今は居ない三城に心の中で両手を合わせて謝罪をすると、幸田は腕に嵌められた時計も外した。

「いつでもつけていられるように」と渡されたそれも、幸田にとっては「いつでも」といかないのが現状だ。

なぜならそれは、一般的な会社員の手が出せる物ではないからだ。

同僚達には「偽物ですよ」と言ってなんとか誤魔化したが、誰もがそれで納得してくれるとも思えない。

サイドボードの上、指輪の隣にそれも丁寧に置く。

「スーツは、、、パッと見て価値が解る人がどれくらいか居るんだろう・・・」

クローゼットに掛けられているスーツの7割は、幸田が知らない間に増えていた三城が買って来た高級スーツ。

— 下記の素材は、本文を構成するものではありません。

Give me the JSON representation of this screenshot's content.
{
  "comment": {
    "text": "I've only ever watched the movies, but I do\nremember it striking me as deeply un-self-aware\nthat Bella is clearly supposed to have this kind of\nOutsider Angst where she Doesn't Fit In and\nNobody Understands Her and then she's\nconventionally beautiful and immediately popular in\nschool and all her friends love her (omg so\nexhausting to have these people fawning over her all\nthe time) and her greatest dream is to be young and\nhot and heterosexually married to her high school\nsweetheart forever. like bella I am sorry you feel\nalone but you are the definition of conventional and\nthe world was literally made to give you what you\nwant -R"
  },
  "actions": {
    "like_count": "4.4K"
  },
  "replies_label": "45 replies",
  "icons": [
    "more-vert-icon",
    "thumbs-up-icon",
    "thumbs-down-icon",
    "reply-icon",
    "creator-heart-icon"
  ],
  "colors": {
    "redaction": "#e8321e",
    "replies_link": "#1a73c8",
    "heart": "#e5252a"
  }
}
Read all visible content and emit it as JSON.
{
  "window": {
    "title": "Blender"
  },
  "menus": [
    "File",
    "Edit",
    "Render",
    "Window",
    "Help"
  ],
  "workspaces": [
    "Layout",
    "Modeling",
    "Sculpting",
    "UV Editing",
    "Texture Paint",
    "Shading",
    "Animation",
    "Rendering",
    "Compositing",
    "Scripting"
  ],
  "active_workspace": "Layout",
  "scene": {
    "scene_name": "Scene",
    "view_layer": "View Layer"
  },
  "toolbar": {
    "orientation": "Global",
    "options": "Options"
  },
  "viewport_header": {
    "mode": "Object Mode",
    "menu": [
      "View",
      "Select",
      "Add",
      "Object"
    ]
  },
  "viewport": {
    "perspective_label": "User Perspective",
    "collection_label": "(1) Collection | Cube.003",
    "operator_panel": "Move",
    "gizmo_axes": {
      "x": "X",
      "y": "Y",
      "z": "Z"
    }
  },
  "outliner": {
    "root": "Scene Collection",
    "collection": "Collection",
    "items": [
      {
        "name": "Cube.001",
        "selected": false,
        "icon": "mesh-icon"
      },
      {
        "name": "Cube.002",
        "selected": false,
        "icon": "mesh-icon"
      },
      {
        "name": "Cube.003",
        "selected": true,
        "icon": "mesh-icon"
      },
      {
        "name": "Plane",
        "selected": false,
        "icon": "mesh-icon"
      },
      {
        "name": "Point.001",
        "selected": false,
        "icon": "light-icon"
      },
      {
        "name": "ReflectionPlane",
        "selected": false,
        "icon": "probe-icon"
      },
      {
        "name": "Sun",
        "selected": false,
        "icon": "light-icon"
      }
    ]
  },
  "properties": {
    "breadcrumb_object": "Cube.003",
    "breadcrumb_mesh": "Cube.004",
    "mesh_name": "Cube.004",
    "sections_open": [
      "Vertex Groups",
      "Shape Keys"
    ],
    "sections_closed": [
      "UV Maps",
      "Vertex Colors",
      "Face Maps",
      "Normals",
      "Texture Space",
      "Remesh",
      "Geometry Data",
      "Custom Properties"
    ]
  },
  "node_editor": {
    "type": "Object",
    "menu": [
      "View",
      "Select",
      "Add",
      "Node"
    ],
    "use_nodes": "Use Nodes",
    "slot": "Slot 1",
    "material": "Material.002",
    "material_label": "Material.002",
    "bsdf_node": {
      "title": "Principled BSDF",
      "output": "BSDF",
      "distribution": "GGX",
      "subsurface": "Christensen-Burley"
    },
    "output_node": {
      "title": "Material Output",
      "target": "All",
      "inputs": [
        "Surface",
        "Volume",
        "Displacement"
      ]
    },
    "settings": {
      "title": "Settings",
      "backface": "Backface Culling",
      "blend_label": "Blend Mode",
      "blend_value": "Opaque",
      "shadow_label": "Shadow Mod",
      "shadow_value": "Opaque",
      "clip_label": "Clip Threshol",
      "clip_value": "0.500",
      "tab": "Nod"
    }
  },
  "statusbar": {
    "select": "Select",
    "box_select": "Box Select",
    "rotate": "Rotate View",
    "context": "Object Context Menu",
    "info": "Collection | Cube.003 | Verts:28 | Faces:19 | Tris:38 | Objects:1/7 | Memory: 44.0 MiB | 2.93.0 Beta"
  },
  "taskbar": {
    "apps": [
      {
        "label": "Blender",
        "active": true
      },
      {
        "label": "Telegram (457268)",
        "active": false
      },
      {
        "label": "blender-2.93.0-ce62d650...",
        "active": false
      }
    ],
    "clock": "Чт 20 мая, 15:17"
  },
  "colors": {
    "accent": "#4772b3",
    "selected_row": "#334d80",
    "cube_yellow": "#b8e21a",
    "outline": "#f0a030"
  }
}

残り3割は幸田が自宅から着て来てそのまま置いてある量販店のスーツ。

高級スーツと言っても、三城の買ってくるそれは桁が違っていた。

いくら三城は常日頃から同じ様な、いやきっともっと高い物を着ているとはいえ、幸田にはそんなものを普段に着る勇気は出ない。

汚したら、破いてしまったら、どうしよう。

そう思うとつい袖を通さなくなってしまっていたのだが、先日三城にそれを知られてしまい怒られたのだ。

「三城さんの買ってくれる物は、ちょっと・・・日常的じゃ、ないからな・・・ハァ」

幸田は一着のスーツを胸に抱いて、盛大なため息を吐いたのだった。